- Born: 1967 (age 58–59) Toyama, Japan
- Education: Keio University, Tokyo College of Photography
- Known for: Photography

= Mikiko Hara =

Japanese photographer (born 1967)

Mikiko Hara (原 美樹子, Hara Mikiko) is a Japanese photographer.

== Biography ==
Hara was born in Toyama in 1967. She graduated from Keio University in 1990 with a degree in literature, and then studied at the Tokyo College of Photography until 1996.

== Photography ==
Using a medium-format camera, Hara takes photographs of people she encounters outside, in the train, and so forth. She said "My shooting style is so-called snapshot, so I can say all of my photographs were taken by a mere accident, . . . They are the photographs of somewhere yet nowhere."
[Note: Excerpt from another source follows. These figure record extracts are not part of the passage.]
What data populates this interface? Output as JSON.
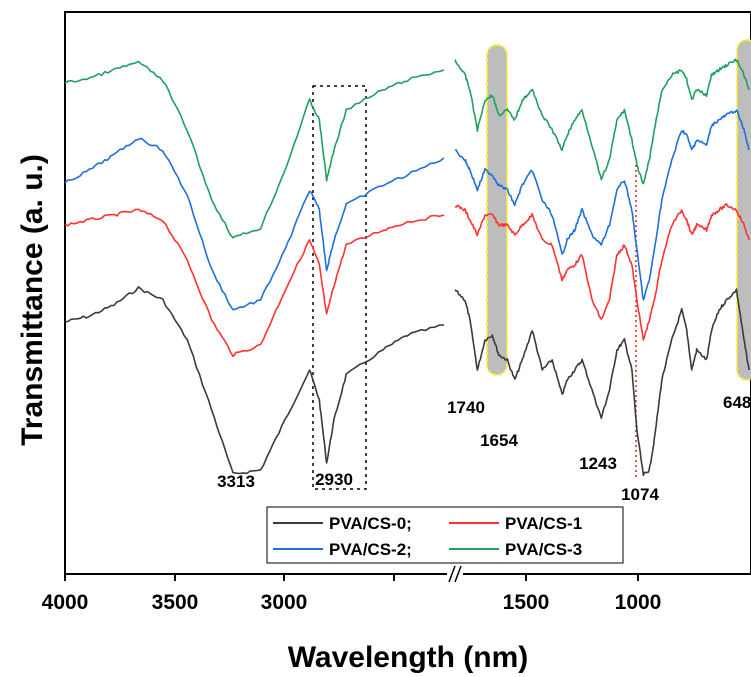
{
  "chart_data": {
    "type": "line",
    "title": "",
    "xlabel": "Wavelength (nm)",
    "ylabel": "Transmittance (a. u.)",
    "x_axis_break": true,
    "x_ticks": [
      "4000",
      "3500",
      "3000",
      "1500",
      "1000"
    ],
    "xlim_left": [
      4000,
      2450
    ],
    "xlim_right": [
      1830,
      650
    ],
    "legend": {
      "position": "bottom-center",
      "entries": [
        "PVA/CS-0;",
        "PVA/CS-1",
        "PVA/CS-2;",
        "PVA/CS-3"
      ]
    },
    "series": [
      {
        "name": "PVA/CS-0;",
        "color": "#3a3a3a",
        "left": [
          [
            4000,
            322
          ],
          [
            3900,
            316
          ],
          [
            3800,
            305
          ],
          [
            3700,
            288
          ],
          [
            3600,
            300
          ],
          [
            3500,
            340
          ],
          [
            3400,
            410
          ],
          [
            3313,
            474
          ],
          [
            3200,
            470
          ],
          [
            3100,
            420
          ],
          [
            3000,
            370
          ],
          [
            2960,
            400
          ],
          [
            2930,
            463
          ],
          [
            2900,
            420
          ],
          [
            2850,
            375
          ],
          [
            2700,
            350
          ],
          [
            2600,
            335
          ],
          [
            2450,
            325
          ]
        ],
        "right": [
          [
            1830,
            290
          ],
          [
            1790,
            300
          ],
          [
            1770,
            320
          ],
          [
            1740,
            370
          ],
          [
            1710,
            340
          ],
          [
            1680,
            335
          ],
          [
            1654,
            355
          ],
          [
            1620,
            360
          ],
          [
            1590,
            380
          ],
          [
            1560,
            360
          ],
          [
            1520,
            330
          ],
          [
            1480,
            370
          ],
          [
            1440,
            360
          ],
          [
            1400,
            395
          ],
          [
            1380,
            380
          ],
          [
            1350,
            370
          ],
          [
            1320,
            360
          ],
          [
            1280,
            390
          ],
          [
            1243,
            418
          ],
          [
            1210,
            390
          ],
          [
            1180,
            350
          ],
          [
            1150,
            340
          ],
          [
            1120,
            370
          ],
          [
            1100,
            430
          ],
          [
            1074,
            475
          ],
          [
            1050,
            470
          ],
          [
            1030,
            440
          ],
          [
            1000,
            380
          ],
          [
            960,
            340
          ],
          [
            920,
            310
          ],
          [
            900,
            330
          ],
          [
            880,
            370
          ],
          [
            860,
            350
          ],
          [
            820,
            360
          ],
          [
            800,
            330
          ],
          [
            770,
            310
          ],
          [
            740,
            300
          ],
          [
            700,
            290
          ],
          [
            670,
            340
          ],
          [
            650,
            370
          ]
        ]
      },
      {
        "name": "PVA/CS-1",
        "color": "#ff3333",
        "left": [
          [
            4000,
            225
          ],
          [
            3900,
            220
          ],
          [
            3800,
            215
          ],
          [
            3700,
            210
          ],
          [
            3600,
            220
          ],
          [
            3500,
            260
          ],
          [
            3400,
            320
          ],
          [
            3313,
            355
          ],
          [
            3200,
            345
          ],
          [
            3100,
            290
          ],
          [
            3000,
            240
          ],
          [
            2960,
            265
          ],
          [
            2930,
            315
          ],
          [
            2900,
            285
          ],
          [
            2850,
            245
          ],
          [
            2700,
            230
          ],
          [
            2600,
            222
          ],
          [
            2450,
            215
          ]
        ],
        "right": [
          [
            1830,
            205
          ],
          [
            1790,
            210
          ],
          [
            1770,
            220
          ],
          [
            1740,
            235
          ],
          [
            1710,
            215
          ],
          [
            1680,
            215
          ],
          [
            1654,
            225
          ],
          [
            1620,
            225
          ],
          [
            1590,
            235
          ],
          [
            1560,
            225
          ],
          [
            1520,
            215
          ],
          [
            1480,
            240
          ],
          [
            1440,
            245
          ],
          [
            1400,
            280
          ],
          [
            1380,
            270
          ],
          [
            1350,
            265
          ],
          [
            1320,
            255
          ],
          [
            1280,
            300
          ],
          [
            1243,
            320
          ],
          [
            1210,
            300
          ],
          [
            1180,
            255
          ],
          [
            1150,
            245
          ],
          [
            1120,
            265
          ],
          [
            1100,
            300
          ],
          [
            1074,
            340
          ],
          [
            1050,
            320
          ],
          [
            1030,
            300
          ],
          [
            1000,
            260
          ],
          [
            960,
            225
          ],
          [
            920,
            210
          ],
          [
            900,
            220
          ],
          [
            880,
            235
          ],
          [
            860,
            225
          ],
          [
            820,
            230
          ],
          [
            800,
            215
          ],
          [
            770,
            210
          ],
          [
            740,
            205
          ],
          [
            700,
            210
          ],
          [
            670,
            225
          ],
          [
            650,
            240
          ]
        ]
      },
      {
        "name": "PVA/CS-2;",
        "color": "#1f6fdc",
        "left": [
          [
            4000,
            183
          ],
          [
            3900,
            170
          ],
          [
            3800,
            155
          ],
          [
            3700,
            138
          ],
          [
            3600,
            150
          ],
          [
            3500,
            195
          ],
          [
            3400,
            270
          ],
          [
            3313,
            310
          ],
          [
            3200,
            300
          ],
          [
            3100,
            250
          ],
          [
            3000,
            190
          ],
          [
            2960,
            210
          ],
          [
            2930,
            270
          ],
          [
            2900,
            240
          ],
          [
            2850,
            205
          ],
          [
            2700,
            185
          ],
          [
            2600,
            175
          ],
          [
            2450,
            158
          ]
        ],
        "right": [
          [
            1830,
            150
          ],
          [
            1790,
            160
          ],
          [
            1770,
            170
          ],
          [
            1740,
            190
          ],
          [
            1710,
            170
          ],
          [
            1680,
            175
          ],
          [
            1654,
            185
          ],
          [
            1620,
            190
          ],
          [
            1590,
            205
          ],
          [
            1560,
            185
          ],
          [
            1520,
            170
          ],
          [
            1480,
            200
          ],
          [
            1440,
            215
          ],
          [
            1400,
            255
          ],
          [
            1380,
            240
          ],
          [
            1350,
            230
          ],
          [
            1320,
            210
          ],
          [
            1280,
            235
          ],
          [
            1243,
            245
          ],
          [
            1210,
            225
          ],
          [
            1180,
            190
          ],
          [
            1150,
            180
          ],
          [
            1120,
            210
          ],
          [
            1100,
            250
          ],
          [
            1074,
            300
          ],
          [
            1050,
            280
          ],
          [
            1030,
            250
          ],
          [
            1000,
            200
          ],
          [
            960,
            160
          ],
          [
            920,
            130
          ],
          [
            900,
            135
          ],
          [
            880,
            150
          ],
          [
            860,
            140
          ],
          [
            820,
            145
          ],
          [
            800,
            125
          ],
          [
            770,
            120
          ],
          [
            740,
            115
          ],
          [
            700,
            110
          ],
          [
            670,
            130
          ],
          [
            650,
            150
          ]
        ]
      },
      {
        "name": "PVA/CS-3",
        "color": "#20a060",
        "left": [
          [
            4000,
            83
          ],
          [
            3900,
            78
          ],
          [
            3800,
            70
          ],
          [
            3700,
            62
          ],
          [
            3600,
            80
          ],
          [
            3500,
            130
          ],
          [
            3400,
            200
          ],
          [
            3313,
            238
          ],
          [
            3200,
            228
          ],
          [
            3100,
            170
          ],
          [
            3000,
            100
          ],
          [
            2960,
            120
          ],
          [
            2930,
            180
          ],
          [
            2900,
            150
          ],
          [
            2850,
            110
          ],
          [
            2700,
            90
          ],
          [
            2600,
            80
          ],
          [
            2450,
            70
          ]
        ],
        "right": [
          [
            1830,
            60
          ],
          [
            1790,
            75
          ],
          [
            1770,
            90
          ],
          [
            1740,
            130
          ],
          [
            1710,
            100
          ],
          [
            1680,
            95
          ],
          [
            1654,
            115
          ],
          [
            1620,
            110
          ],
          [
            1590,
            120
          ],
          [
            1560,
            100
          ],
          [
            1520,
            90
          ],
          [
            1480,
            115
          ],
          [
            1440,
            130
          ],
          [
            1400,
            150
          ],
          [
            1380,
            135
          ],
          [
            1350,
            120
          ],
          [
            1320,
            110
          ],
          [
            1280,
            145
          ],
          [
            1243,
            180
          ],
          [
            1210,
            160
          ],
          [
            1180,
            120
          ],
          [
            1150,
            110
          ],
          [
            1120,
            140
          ],
          [
            1100,
            165
          ],
          [
            1074,
            185
          ],
          [
            1050,
            160
          ],
          [
            1030,
            130
          ],
          [
            1000,
            90
          ],
          [
            960,
            75
          ],
          [
            920,
            70
          ],
          [
            900,
            80
          ],
          [
            880,
            100
          ],
          [
            860,
            90
          ],
          [
            820,
            95
          ],
          [
            800,
            75
          ],
          [
            770,
            70
          ],
          [
            740,
            65
          ],
          [
            700,
            60
          ],
          [
            670,
            75
          ],
          [
            650,
            90
          ]
        ]
      }
    ],
    "annotations": [
      "3313",
      "2930",
      "1740",
      "1654",
      "1243",
      "1074",
      "648"
    ]
  }
}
Comparing her photography with that of Rinko Kawauchi, Ferdinand Brueggeman writes

Mikiko Hara's photography is poetic as well, but she has a different topic. She talks about distance and isolation of people in public spaces – especially of women.

==Exhibitions==

===Solo exhibitions===
- Is as It. Gallery le Deco (Shibuya, Tokyo), 1996.
- Agnus Dei. Ginza Nikon Salon (Ginza, Tokyo), 1998.
- Utsuro no seihō (うつろの製法). Shinjuku Konica Plaza (Shinjuku, Tokyo), 2001. The Third Gallery Aya (Osaka), 2001.
- Hatsugo no shūen (発語の周縁). Guardian Garden (Ginza, Tokyo), July 2004.
- Hysteric Thirteen publication exhibition. Place M (Shinjuku, Tokyo), August-September 2005.
- Humoresque. Appel (Kyōdō, Tokyo), 2006.
- Blind Letter. Cohen Amador Gallery (New York), 2007.
- Kumoma no atosaki (雲間のあとさき). Gallery Tosei (Nakano, Tokyo), May 2008.
- Blind Letter. Third District Gallery (Shinjuku, Tokyo), June 2010.
- In the Blink of an Eye 1996-2009. Miyako Yoshinaga Gallery (New York), September-November 2017.
- Kyrie Miyako Yoshinaga Gallery, September - October 2019

===Other exhibitions===
- Puraibētorūmu 2: Shin sekai no shashin hyōgen (プライベートルーム2 新世代の写真表現) = Private Room II: Photographs by a New Generation of Women in Japan. Contemporary Art Center, Art Tower Mito (Mito, Ibaraki), April-June 1999.
- Japan: Keramik und Fotografie: Tradition und Gegenwart. Deichtorhallen (Hamburg), January-May 2003.
- Pingyao International Photography Festival (Pingyao, China), 2004.
- Nichijō kara no tabi (日常からの旅). Shinjuku Epsite (Shinjuku, Tokyo), November-December 2005.
- Absolutely Private: Contemporary Photography, vol 4 = 私のいる場所 新進作家展vol.4 ゼロ年代の写真論. Tokyo Metropolitan Museum of Photography (Ebisu, Tokyo), March-April 2006.
- A Private History. Fotografisk Center (Copenhagen), September 2007 - January 2008.
- Sangyō toshi Kawasaki no ayumi 100-nen (産業都市・カワサキのあゆみ100年). Kawasaki City Museum (Kawasaki), 2007.
- Shashin no genzai, kako, mirai: Shōwa kara kyō made (写真の現在・過去・未来 昭和から今日まで). Yokohama Civic Art Gallery (Yokohama), December 2009.
- Shibui: Six Japanese Photographers 1920s-2000. Stephen Cohen Gallery (Los Angeles), April-June 2009.
- In Focus: Tokyo. J. Paul Getty Museum (Los Angeles, California), August–December 2014.

==Collections==
- The Art Institute of Chicago, Chicago, IL
- Bibliothèque nationale de France (Paris)
- Getty Museum

==Books==
- Hysteric Thirteen. Tokyo: Hysteric Glamour, 2005.
- These Are Days. Tokyo: Osiris, 2014. ISBN 978-4-905254-04-1.
- Change. New York: Gould Collection, 2016. ISBN 978-0-9973596-0-2. With a short story by Stephen Dixon, "Change." Edition of 500 copies plus 26 copies with a print.